Moody’s, which lowered Anglo’s senior unsecured ratings to Ba3 from Baa3, said a target of raising $4bn by selling mines would be difficult to achieve.
“In this environment, executing disposals is going to be very, very difficult,” Philipp Lotter, managing director of EMEA corporate finance at Moody’s said by telephone. “This is not just a cyclical downturn, this a prolonged structural adjustment of the sector.”
Profit squeeze
The meltdown in commodity prices has prompted miners to accelerate spending cuts by optimising operations and cutting dividends as well as divesting some assets as they grapple with declining profits and large debt piles.
Glencore's [JSE:GLN] rating was cut to the lowest investment grade at Standard & Poor’s this month while BHP Billiton also had its rating cut on concern faltering growth in China may sap prices further.

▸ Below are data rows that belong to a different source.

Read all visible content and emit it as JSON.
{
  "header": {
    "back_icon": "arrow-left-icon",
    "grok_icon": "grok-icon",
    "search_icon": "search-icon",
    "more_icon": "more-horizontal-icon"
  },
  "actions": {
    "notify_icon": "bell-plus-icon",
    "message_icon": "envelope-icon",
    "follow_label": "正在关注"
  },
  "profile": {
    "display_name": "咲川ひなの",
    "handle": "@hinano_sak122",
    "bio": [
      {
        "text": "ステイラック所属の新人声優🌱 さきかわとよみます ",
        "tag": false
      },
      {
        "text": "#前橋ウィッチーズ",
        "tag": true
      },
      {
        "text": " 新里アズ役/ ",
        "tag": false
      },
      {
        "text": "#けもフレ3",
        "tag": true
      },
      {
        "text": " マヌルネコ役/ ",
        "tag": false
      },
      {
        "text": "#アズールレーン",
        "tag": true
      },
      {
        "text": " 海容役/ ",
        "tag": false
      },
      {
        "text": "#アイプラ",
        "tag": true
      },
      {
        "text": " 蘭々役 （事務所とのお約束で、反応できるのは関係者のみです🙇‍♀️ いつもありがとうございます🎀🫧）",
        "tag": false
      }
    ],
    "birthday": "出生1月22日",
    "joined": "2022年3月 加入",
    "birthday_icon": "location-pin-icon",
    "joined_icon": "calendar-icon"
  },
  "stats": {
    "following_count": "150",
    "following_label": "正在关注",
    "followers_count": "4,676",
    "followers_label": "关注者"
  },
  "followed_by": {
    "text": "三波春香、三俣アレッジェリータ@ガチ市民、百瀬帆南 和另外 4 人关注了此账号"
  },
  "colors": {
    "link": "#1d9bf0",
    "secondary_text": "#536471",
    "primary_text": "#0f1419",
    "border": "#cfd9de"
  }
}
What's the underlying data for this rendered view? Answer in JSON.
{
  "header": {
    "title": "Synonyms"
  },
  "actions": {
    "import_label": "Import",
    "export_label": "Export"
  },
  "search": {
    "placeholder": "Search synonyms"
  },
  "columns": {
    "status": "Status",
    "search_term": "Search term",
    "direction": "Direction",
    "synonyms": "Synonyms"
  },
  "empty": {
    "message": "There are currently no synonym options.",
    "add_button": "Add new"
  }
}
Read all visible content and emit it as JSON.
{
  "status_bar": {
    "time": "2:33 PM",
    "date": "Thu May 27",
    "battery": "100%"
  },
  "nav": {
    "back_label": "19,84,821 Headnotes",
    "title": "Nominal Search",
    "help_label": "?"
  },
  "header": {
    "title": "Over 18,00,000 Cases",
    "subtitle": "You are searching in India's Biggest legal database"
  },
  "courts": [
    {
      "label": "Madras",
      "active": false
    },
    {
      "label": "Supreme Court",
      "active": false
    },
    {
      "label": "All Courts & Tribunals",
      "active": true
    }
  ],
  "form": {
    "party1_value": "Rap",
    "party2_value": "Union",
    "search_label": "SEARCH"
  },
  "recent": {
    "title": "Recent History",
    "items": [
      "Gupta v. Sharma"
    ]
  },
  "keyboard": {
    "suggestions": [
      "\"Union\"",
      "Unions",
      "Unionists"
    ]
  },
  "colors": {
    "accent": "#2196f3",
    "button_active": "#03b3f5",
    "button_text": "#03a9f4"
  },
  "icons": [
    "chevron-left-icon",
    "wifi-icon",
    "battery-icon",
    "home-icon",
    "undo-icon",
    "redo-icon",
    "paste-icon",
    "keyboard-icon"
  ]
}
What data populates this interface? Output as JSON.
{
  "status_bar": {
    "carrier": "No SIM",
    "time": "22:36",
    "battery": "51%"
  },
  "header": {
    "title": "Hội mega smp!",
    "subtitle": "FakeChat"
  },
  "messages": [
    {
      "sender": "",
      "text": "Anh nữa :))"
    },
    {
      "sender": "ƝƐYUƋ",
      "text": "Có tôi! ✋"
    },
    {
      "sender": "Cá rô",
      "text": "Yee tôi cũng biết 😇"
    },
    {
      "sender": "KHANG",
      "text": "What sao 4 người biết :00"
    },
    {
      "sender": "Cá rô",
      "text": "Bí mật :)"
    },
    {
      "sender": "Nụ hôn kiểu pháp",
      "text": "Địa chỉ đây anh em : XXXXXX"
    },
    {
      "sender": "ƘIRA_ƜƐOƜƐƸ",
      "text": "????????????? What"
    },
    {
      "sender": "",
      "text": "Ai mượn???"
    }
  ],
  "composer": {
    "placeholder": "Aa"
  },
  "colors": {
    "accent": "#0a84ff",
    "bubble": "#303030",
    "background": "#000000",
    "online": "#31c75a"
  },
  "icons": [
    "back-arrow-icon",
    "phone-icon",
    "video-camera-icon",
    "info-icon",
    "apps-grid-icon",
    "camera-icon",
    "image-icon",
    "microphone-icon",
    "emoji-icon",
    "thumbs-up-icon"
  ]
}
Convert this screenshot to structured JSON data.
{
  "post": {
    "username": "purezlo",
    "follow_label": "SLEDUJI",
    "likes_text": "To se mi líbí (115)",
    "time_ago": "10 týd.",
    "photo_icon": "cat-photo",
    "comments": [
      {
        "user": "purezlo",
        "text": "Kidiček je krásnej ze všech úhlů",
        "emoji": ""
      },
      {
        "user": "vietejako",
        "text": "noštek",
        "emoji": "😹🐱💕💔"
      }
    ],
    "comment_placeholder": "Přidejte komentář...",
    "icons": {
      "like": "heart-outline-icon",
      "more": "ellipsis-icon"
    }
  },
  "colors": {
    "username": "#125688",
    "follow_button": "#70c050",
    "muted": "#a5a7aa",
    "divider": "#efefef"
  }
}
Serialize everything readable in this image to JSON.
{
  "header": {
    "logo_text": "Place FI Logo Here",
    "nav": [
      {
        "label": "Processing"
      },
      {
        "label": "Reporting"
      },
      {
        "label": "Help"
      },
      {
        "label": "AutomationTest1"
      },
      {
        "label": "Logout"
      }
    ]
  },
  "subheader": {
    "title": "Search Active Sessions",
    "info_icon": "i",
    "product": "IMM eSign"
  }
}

Anglo said by e-mail that it had a “strong liquidity” position with about $15bn in cash and undrawn facilities with only $1.6bn of bonds maturing this year.
“The operational and financial impact of the credit rating downgrade is limited,” it said in the statement. “Anglo American is taking the necessary steps to further strengthen its balance sheet with the objective of returning to a solid investment grade credit rating.”
‘Further pressure’
Still, Moody’s said it could downgrade Anglo further unless it improves adjusted gross debt to earnings before interest, taxes, depreciation and amortisation, which is currently about 4.2 times.
“The rating would come under further pressure if that ratio was not brought below four relatively quickly,” Lotter said. “We need to assume a fairly bleak outlook.”
The downgrade “reflects a significant deterioration” in Anglo’s debt capacity and that Moody’s doesn’t expect it to deliver a substantial debt reduction in the next two years, according to the statement. There’s a risk that Anglo’s iron-ore business could deteriorate further, Moody’s said.
Moody’s put Anglo on review for a downgrade in December because of slumping commodity prices and its plans to reduce production.